Dez dias depois veio a negativa, dizendo que o projeto da Prefeitura era mais relevante para o bairro do que o do Botafogo. “Nós não temos como sair. Vou botar a história do Botafogo dentro de um caminhão e largar em frente à Prefeitura?”, questiona.
A Prefeitura foi procurada no final da tarde deste sábado (27), mas até a publicação da reportagem não havia retornado. Em nota divulgada na última quarta-feira (24), o executivo afirmou que a ordem de desocupação, com prazo de 60 dias, foi dada no dia 3 de julho deste ano. Desde então, houve trocas de e-mails sobre o assunto, mas que a decisão foi mantida pelo município, que destaca que a área será usada para a construção de uma praça.
Sem diálogo, clube pensa em tomar outros caminhos para mediar conflito
O prazo inicial para desocupação era 2 de setembro, mas o clube conseguiu adiar a data para 3 de outubro. Agora, restam apenas cinco dias até a determinação ser cumprida. Segundo Sudekum, o Botafogo ainda busca alternativas.

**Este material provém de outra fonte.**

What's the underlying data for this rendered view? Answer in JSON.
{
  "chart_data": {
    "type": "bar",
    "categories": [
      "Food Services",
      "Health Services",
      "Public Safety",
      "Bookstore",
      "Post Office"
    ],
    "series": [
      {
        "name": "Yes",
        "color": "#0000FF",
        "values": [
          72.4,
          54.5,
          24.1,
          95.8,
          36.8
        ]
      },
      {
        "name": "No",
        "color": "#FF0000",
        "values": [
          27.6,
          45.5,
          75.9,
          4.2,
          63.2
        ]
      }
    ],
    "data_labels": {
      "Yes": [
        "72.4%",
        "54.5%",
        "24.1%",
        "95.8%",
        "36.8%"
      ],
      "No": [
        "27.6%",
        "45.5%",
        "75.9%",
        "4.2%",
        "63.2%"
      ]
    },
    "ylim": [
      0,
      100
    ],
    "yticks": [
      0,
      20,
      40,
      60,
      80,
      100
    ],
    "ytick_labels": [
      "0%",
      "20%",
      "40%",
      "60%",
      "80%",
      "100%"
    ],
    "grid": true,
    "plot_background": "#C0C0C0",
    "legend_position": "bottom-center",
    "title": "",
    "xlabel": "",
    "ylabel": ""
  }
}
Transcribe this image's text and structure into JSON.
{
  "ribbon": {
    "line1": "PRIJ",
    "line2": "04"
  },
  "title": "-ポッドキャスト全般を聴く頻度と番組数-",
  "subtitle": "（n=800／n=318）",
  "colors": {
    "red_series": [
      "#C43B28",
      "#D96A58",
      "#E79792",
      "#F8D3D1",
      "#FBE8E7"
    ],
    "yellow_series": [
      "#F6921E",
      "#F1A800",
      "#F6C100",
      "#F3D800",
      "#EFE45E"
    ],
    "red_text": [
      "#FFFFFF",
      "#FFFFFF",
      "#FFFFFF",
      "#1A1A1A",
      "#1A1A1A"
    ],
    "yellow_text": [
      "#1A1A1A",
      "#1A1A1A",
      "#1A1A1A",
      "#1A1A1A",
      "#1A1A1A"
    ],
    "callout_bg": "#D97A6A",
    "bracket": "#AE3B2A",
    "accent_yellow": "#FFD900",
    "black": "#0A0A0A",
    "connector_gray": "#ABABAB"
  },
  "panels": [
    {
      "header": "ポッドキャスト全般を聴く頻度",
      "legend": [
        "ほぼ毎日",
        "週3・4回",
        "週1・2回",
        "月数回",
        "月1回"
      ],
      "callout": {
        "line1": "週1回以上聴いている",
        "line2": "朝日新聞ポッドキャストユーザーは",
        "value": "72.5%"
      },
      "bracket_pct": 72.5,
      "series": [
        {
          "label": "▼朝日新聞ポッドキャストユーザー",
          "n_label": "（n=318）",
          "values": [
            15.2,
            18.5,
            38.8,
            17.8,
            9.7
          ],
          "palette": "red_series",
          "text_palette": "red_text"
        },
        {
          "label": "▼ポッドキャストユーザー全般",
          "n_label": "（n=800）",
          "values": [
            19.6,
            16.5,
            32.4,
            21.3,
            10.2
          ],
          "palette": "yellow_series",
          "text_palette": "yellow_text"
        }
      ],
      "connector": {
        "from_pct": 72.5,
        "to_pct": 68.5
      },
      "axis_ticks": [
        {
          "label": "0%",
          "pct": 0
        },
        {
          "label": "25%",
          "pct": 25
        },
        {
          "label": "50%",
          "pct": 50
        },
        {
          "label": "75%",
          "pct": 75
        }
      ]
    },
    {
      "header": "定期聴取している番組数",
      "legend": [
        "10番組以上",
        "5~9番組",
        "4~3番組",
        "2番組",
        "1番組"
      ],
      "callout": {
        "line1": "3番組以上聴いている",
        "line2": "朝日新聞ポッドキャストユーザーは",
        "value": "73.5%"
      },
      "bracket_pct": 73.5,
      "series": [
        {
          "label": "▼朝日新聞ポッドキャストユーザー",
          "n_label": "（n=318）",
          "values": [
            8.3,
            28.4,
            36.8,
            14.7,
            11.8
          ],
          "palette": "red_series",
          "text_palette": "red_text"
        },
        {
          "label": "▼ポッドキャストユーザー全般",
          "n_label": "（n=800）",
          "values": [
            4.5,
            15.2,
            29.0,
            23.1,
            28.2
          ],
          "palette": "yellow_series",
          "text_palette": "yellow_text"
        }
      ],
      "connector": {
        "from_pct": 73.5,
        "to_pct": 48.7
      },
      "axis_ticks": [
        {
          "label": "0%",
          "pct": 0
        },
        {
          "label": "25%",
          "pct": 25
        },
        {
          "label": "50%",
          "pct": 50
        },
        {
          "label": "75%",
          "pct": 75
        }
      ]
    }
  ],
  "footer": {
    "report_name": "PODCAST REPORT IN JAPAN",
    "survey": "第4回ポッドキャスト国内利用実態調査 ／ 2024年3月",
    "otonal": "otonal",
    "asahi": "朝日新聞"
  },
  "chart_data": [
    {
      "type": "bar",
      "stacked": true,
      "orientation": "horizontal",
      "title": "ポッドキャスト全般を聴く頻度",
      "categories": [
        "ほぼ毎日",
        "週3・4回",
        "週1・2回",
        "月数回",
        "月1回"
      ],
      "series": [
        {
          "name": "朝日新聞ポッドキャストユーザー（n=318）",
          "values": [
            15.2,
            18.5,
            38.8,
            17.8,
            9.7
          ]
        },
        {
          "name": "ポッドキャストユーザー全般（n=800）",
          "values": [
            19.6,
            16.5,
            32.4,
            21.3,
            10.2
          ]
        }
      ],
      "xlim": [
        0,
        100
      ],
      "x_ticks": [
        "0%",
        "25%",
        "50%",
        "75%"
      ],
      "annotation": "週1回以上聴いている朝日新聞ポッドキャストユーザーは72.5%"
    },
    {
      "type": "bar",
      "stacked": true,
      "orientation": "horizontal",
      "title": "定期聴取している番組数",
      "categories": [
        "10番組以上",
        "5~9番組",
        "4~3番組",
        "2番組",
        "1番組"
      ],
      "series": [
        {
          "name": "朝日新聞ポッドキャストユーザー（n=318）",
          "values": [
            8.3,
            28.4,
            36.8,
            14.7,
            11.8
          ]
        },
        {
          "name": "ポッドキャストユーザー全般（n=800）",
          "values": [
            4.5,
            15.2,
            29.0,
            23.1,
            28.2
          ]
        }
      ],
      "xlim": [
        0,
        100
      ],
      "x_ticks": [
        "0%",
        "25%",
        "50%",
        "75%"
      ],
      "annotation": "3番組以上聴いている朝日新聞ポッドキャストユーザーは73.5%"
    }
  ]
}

“Estamos estudando medidas. Tentamos politicamente, mas também existe a possibilidade de medidas judiciais. Nesta segunda-feira (29) vamos ter uma reunião com vereadores na Câmara. Depois disso, vamos avaliar os próximos passos”, sinaliza.

Foto: Isaías Rheinheimer/GES-Especial
A relevância social e comunitária do clube também é destacada pelos moradores, que não querem que o clube deixe de existir. O aposentado Marcos Adair Marcos Werle, 61 anos, lembra da importância do Botafogo como espaço de convivência e lazer.
“Eu acho um tremendo absurdo, porque isso aqui é um baita de divertimento para as pessoas. Não concordo com isso que a Prefeitura está fazendo. Quando eu era piá, joguei muita bola aqui. É um patrimônio do bairro, com certeza absoluta”, defende.